I know how frustrating it is when the thought of beating a certain time is what has driven you through those cold, winter months. For circumstances beyond your control to put that out of your reach is hugely frustrating.
There’s always another race though – and the good news is that they keep on coming at the moment despite the Covid restrictions being extended to July 19.
What was perhaps a little puzzling at Sunday’s event was the number of no-shows. Of course, there are all manner of reasons why but when there could have been over 1,600 runners taking part, only just over half (841) actually ran the event.
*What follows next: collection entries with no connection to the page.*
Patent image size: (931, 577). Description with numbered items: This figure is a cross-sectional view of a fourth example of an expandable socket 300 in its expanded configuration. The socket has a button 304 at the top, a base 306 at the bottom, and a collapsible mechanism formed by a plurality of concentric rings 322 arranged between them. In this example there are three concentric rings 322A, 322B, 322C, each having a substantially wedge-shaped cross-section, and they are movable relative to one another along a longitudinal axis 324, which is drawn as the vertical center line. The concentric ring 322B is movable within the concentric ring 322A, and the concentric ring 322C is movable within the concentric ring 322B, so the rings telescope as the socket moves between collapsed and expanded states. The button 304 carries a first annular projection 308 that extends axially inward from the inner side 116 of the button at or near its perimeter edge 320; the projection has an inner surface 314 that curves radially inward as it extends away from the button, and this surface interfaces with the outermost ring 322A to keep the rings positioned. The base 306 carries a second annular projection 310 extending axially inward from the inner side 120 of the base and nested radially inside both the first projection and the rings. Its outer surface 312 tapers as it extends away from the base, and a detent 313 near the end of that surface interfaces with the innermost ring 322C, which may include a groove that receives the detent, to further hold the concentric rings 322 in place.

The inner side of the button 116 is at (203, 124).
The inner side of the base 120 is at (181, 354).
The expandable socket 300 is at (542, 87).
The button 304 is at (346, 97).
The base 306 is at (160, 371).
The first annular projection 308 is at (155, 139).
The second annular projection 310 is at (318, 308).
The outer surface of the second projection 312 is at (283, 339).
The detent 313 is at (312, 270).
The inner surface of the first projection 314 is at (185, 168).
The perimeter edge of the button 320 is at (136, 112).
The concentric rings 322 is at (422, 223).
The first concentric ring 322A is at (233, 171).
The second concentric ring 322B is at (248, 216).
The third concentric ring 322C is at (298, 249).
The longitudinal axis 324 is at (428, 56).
Are people still slightly reticent to run a race with Covid restrictions? That’s understandable and everyone has their own boundaries around this pandemic that need to be respected.
However, there is a narrative that’s formed which says that people are desperate to race and return to parkrun for example.
That might not be wholly accurate and it’s understandable why parkrun, for example, has now fallen in line with the scheduled end of restrictions on July 19 with first events to come back the following Saturday (July 26).
Personally, I have been very impressed with how every single event I’ve attended so far as adhered to the restrictions. Runners in particular have been mindful of social distancing, especially on the start line.
I feel comfortable from a Covid perspective to toe a start line again.
From an injury perspective, well that’s another story.